Do-you-think-he-saw-us?
What do you call a blind dinosaur? See above title.
What do you call a blind dinosuars dog? Do-you-think-he-saw-us REX! ahaha hah ahahhahahahaahah
What do you call a lesbian dinosaur? A lick-o-lotta-puss. Thats not funny.
Any hoo, jokes aside, there is a reason for my high brow tom foolery. I today, after living in London for two and a half years finally decided to go and do something touristy. And the Natural history Museum was the lucky recipient of my hyperactive presence.
I haven’t been to a museum in years. Last time I went was to the Jewery Wall musuem in Leicester about fifteen years ago – star attraction is Daniel Lambert’s Chair. He was the fattest man in the UK from 1804 – 1805 you know. I can hear a million jaws dropping as I write this. So my abiding memory of museums is being highly bored and starting to think that a life of drugs would be an improvement to seeing some tapestries that were made on one of the first looms. I blame museums like that for every person that has ever tried crack. Amy winehouse was made to go to alot of them you know.

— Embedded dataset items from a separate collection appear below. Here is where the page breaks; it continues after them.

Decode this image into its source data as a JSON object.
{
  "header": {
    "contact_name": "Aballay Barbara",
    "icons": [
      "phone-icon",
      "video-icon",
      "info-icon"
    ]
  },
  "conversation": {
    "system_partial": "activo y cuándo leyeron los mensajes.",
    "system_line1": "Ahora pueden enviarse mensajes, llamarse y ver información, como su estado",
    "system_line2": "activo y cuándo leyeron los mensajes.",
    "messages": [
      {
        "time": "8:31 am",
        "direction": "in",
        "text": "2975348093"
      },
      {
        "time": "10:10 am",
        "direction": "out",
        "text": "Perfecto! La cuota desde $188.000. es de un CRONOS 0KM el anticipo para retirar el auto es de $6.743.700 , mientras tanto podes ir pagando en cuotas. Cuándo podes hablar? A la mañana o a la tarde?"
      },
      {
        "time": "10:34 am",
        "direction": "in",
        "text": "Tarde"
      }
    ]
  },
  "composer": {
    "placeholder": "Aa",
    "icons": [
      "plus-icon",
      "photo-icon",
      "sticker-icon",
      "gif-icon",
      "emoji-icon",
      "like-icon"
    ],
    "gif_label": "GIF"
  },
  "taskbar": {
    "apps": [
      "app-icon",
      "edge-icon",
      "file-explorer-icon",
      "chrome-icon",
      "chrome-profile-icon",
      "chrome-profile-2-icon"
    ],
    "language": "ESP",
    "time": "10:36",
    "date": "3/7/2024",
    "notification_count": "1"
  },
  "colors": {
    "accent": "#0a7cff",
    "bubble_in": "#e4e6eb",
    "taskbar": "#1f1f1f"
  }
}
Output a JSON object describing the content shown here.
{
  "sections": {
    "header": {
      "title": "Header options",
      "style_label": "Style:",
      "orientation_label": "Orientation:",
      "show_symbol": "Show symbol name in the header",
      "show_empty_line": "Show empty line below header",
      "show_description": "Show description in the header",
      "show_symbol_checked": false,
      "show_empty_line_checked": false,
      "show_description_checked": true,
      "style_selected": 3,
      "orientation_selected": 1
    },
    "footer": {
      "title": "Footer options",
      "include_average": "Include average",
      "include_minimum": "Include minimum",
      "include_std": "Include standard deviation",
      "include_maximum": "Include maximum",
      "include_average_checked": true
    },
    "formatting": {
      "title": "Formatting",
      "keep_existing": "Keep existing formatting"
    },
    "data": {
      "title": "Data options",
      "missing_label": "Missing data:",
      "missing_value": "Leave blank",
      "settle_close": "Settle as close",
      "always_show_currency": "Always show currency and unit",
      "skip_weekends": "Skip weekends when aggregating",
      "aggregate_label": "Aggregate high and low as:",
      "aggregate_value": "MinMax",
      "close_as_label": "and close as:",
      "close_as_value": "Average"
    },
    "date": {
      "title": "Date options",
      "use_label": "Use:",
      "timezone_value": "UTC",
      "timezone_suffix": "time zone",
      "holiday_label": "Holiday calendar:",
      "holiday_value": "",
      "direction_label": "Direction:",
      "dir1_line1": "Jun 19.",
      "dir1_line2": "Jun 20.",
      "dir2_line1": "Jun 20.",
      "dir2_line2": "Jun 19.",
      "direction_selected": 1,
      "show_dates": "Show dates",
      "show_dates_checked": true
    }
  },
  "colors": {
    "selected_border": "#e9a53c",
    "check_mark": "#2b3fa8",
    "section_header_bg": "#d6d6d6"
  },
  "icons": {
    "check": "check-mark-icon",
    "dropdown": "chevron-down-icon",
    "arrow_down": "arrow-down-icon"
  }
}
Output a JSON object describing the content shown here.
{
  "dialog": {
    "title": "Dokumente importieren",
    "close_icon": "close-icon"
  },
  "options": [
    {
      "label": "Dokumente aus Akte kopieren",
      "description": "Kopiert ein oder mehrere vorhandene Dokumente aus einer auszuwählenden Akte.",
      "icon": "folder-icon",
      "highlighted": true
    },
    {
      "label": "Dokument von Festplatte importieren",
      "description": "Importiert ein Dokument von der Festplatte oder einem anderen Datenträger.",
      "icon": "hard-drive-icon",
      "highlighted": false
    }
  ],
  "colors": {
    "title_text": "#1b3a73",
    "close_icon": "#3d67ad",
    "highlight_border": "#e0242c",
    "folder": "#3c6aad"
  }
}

So it was a rather large shock when I rocked up at the Natural History Museum and was shocked at how [swear word alert] Fucking good it was. I ended up running around the place like a child whose just down a liter of Ki-ora (remember getting high on that quality shit – who needs pills!) the highlight being the Dinosaur exhibition (which is why you were subjected to my Tommy cooper styling at the beginning of this blog) with some of the best animatronics that I have ever seen. There was a massive T-rex model that was so good I felt my heart start racing when I wandered into that particular room. Now many people know I’m a massive fanny when it comes to anything scary (example; at 18 I watched the film The Relic and was that freaked out I asked my mother if I could sleep on her floor) but I think anyone would be slightly freaked out by it as standing in-front of sent a shiver right down to the primordial roots of our beings.
I’ll try and prove it now as I filmed it on the mobile……
I admit its probably not as impressive there as it was in the ‘flesh’ but looking into its eyes I was transported back 150 million years (which is about the same amount of times as Bruce Forsythe has been on TV) where I was a simple hunter with the snortin, hungry T-rex ready to rip my face off.
If this is how good Museums have got then I’m going more often and I’m about to do something that I never thought I would have done. I recommend you going to the museum more, especially the Natural History one….. I think it could be a remedy for crack.
Cause Crack is whack y’all. And so is Daniel lamberts chair.